Personal information
- Full name: Karim Ben Haddaoui
- Date of birth: 24 March 1971 (age 55)
- Position: Forward

Senior career*
- Years: Team / Apps / (Gls)
- 1991–1994: BK Avarta
- 1994–1996: B.93
- 1996: Torquay United F.C.
- 1996: FinnPa
- 1997: Guangzhou Apollo
- 1998: PK-35
- 1997–1998: Hvidovre IF

= Riffi Haddaoui =

Danish footballer (born 1971)

Riffi Haddaoui (born 24 March 1971) is a Danish former football player. He played for a number of Danish clubs, most notably Boldklubben 1893 (B 93) in the Danish Superliga, as well as a number of foreign clubs (Sweden: Kiruna FF, England: Torquay United, Finland: Finnpa, China: Guangzhou Apollo, Norway: SK Gjøvik-Lyn).

==Playing career==
Haddaoui started his career playing for Danish 1st Division side Avarta, where he attracted the attention of Danish Superliga clubs FC Copenhagen and Lyngby FC. He was loaned out from Avarta to FC Copenhagen's 1993 UEFA Intertoto Cup campaign and Lyngby's 1994 UEFA Intertoto Cup campaign but he ended up permanently joining rival 1st Division club B 93 in September 1994. He had a few training sessions with Scottish First Division side Airdrie in December 1995, but could not agree personally on terms, and he eventually rejoined Avarta in the 1st Division. In March 1996, Haddaoui joined English 3rd Division club Torquay United on loan.
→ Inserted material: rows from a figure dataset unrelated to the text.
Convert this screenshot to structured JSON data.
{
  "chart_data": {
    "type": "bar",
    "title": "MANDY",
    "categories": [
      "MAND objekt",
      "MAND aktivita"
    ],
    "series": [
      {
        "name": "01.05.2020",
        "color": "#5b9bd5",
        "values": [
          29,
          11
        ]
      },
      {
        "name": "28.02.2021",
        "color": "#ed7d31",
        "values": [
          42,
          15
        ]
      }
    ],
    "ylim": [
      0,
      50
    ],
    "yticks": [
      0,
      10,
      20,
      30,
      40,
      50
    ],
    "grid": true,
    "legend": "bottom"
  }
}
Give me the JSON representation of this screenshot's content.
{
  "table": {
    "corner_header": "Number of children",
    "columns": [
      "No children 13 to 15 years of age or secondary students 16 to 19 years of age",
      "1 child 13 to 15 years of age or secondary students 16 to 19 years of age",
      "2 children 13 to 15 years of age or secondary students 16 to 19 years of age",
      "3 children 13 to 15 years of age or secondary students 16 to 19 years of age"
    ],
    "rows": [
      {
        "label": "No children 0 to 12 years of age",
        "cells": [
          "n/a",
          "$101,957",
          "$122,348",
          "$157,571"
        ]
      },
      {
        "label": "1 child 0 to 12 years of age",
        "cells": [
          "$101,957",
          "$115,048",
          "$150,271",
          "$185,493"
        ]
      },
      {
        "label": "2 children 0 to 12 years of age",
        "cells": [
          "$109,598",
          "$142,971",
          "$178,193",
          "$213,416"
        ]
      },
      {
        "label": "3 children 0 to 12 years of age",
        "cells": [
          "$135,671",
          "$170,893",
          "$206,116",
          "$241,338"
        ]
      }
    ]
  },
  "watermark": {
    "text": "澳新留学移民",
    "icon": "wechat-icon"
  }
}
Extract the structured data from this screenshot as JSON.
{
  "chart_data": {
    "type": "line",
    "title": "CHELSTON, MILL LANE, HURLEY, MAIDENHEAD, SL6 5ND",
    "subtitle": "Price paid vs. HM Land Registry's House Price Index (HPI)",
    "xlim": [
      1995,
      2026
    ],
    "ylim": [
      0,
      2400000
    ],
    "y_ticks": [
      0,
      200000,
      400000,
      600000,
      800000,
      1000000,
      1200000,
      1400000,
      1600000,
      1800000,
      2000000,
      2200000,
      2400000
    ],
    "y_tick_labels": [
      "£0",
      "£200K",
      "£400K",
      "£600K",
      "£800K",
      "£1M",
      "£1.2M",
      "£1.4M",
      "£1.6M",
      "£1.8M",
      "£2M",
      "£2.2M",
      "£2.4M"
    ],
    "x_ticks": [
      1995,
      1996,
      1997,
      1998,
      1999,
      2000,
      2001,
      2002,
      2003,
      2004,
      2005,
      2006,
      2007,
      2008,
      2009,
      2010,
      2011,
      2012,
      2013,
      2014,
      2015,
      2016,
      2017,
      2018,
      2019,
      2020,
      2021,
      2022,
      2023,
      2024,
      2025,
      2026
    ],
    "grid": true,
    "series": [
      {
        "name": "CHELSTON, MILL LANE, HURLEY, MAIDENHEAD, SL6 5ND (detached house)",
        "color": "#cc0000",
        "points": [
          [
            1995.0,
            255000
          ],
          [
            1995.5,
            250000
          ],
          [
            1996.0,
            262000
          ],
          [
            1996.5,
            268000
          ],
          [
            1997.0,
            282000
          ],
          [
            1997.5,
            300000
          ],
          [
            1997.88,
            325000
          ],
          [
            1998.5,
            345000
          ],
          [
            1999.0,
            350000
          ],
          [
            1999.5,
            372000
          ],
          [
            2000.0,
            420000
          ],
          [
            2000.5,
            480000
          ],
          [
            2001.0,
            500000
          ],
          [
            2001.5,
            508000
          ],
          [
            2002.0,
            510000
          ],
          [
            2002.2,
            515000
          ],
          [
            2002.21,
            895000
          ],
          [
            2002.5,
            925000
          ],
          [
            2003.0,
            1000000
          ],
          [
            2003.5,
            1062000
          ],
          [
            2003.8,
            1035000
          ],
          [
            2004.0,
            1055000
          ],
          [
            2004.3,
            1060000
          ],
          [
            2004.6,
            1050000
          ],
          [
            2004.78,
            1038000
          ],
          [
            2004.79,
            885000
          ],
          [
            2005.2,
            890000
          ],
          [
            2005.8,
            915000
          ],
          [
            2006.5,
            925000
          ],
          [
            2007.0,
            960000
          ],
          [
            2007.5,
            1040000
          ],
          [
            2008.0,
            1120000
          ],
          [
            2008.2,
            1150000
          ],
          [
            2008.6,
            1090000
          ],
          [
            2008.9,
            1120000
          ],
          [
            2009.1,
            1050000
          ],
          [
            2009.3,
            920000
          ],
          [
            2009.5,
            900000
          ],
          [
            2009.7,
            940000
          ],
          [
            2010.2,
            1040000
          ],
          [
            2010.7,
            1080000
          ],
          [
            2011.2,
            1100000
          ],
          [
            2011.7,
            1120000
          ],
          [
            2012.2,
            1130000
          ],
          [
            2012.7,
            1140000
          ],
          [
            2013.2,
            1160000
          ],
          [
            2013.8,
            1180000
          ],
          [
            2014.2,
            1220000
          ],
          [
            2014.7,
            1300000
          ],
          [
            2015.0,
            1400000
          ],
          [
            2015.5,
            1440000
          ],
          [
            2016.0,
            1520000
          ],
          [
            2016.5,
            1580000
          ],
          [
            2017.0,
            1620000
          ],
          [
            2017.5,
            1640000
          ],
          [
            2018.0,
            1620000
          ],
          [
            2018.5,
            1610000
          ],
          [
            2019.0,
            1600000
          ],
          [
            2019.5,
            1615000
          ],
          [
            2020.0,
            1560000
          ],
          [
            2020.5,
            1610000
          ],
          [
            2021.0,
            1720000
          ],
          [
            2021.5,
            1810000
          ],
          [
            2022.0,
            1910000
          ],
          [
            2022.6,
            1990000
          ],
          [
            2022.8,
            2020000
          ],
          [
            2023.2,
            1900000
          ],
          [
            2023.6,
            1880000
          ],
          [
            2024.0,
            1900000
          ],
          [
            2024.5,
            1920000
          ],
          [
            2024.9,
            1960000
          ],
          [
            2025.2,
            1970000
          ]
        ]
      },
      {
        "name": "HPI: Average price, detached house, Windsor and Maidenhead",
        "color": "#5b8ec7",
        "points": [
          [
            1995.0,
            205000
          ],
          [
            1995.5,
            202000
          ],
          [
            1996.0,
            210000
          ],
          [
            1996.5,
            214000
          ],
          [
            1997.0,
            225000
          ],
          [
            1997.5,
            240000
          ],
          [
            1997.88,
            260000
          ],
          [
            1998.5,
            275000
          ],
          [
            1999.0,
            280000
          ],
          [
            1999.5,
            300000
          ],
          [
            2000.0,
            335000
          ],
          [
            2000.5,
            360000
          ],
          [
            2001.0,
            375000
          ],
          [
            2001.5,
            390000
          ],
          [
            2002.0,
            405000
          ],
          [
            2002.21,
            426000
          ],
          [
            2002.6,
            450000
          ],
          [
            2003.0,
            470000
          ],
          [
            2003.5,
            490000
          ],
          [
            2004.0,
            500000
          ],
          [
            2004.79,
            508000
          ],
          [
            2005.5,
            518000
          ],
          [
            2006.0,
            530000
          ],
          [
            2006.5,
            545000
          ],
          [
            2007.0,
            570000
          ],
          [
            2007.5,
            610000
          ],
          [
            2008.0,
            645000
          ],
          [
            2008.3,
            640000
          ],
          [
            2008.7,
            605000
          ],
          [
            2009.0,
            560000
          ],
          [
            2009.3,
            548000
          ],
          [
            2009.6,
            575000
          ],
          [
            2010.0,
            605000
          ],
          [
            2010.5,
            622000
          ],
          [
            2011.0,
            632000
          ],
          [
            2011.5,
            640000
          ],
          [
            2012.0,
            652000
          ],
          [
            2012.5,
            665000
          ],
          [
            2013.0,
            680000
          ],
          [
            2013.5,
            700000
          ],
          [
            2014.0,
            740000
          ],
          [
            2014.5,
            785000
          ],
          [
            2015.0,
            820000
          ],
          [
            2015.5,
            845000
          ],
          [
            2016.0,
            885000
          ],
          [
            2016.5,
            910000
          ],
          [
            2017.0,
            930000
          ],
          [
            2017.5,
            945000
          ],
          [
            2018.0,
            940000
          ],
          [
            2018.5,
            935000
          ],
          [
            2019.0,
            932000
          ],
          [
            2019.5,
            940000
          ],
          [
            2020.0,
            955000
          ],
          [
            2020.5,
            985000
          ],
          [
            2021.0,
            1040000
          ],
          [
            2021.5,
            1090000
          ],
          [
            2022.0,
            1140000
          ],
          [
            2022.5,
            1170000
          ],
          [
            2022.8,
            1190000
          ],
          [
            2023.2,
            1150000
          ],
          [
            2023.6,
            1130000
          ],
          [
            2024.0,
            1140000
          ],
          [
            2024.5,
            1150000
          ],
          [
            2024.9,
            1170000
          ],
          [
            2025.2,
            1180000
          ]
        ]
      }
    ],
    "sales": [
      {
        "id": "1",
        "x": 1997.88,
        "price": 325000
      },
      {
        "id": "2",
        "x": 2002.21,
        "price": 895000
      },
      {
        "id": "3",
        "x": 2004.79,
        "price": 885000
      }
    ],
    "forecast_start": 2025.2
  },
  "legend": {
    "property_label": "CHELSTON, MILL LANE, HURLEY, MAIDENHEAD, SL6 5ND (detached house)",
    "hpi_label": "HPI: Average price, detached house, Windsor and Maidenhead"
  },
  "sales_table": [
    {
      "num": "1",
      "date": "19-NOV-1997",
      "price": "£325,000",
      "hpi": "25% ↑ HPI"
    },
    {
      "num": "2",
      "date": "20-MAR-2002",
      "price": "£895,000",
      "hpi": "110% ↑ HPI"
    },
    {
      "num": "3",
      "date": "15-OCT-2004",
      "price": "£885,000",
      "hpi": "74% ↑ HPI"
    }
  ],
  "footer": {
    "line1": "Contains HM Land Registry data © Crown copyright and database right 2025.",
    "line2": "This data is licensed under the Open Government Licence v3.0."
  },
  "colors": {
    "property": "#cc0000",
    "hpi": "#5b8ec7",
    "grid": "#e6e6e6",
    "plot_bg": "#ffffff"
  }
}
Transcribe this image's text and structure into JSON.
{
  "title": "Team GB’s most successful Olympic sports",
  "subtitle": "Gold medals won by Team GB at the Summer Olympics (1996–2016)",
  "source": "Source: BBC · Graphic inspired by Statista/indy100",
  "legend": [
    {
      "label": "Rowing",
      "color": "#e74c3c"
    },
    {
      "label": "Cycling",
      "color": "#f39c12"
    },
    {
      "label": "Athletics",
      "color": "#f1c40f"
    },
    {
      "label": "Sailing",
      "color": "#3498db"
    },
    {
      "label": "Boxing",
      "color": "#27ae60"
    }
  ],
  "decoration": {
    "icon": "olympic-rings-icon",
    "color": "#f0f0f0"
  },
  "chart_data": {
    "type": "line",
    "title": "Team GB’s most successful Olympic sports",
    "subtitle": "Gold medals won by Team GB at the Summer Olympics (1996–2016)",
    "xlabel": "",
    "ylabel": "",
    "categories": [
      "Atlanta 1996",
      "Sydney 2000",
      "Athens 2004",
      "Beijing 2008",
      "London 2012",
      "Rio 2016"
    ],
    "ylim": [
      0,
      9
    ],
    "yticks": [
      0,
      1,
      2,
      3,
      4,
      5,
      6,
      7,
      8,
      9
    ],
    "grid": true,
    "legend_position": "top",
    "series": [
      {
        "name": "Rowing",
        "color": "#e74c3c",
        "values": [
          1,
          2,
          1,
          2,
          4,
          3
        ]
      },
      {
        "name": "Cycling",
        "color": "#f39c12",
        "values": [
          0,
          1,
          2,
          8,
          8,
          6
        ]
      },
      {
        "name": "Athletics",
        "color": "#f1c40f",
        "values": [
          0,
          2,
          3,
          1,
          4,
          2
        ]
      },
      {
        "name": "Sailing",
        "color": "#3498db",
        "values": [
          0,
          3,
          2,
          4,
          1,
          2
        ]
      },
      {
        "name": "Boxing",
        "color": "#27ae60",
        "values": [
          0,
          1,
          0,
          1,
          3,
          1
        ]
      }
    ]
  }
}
He made two appearances as a substitute in his month at the club, before moving to Finnish club FinnPa for the rest of the season.

After a successful season in Finland, where Haddaoui finished as the league's second highest goalscorer, he moved to Chinese Jia-A League side Guangzhou Apollo on a 10-month contract in February 1997. He returned to Denmark in August 1997, following reports of cultural shock and poor living from Haddaoui and Danish teammate Kim Rasmussen. Haddaoui joined Hvidovre IF in the Danish 1st Division and after making 10 goals, he joined the Norwegian Club Gjøvik Lyn. He then moved back to B 93, who had won promotion to the Danish Superliga, and Haddaoui scored a single goal in the 1998-99 Superliga season. His single goal was not enough, as B 93 were relegated following their single season in the Superliga. In the same season, he won the topscorer prize in the Danish indoor championship for superleague clubs called BT cup.

Haddaoui joined Copenhagen rivals HIK in the 1st Division in 1999 and played for 2 1/2 seasons, making an impressive 48 goals. He was still playing part-time for HIK in the Danish 2nd Division in the 2001–02 season, while working as a web consultant for webmagazine Ingeniøren.
Riffi, since 2011, is the founder of VI Elsker 90'erne, a big festival caravan in 12 cities in Denmark and Sweden.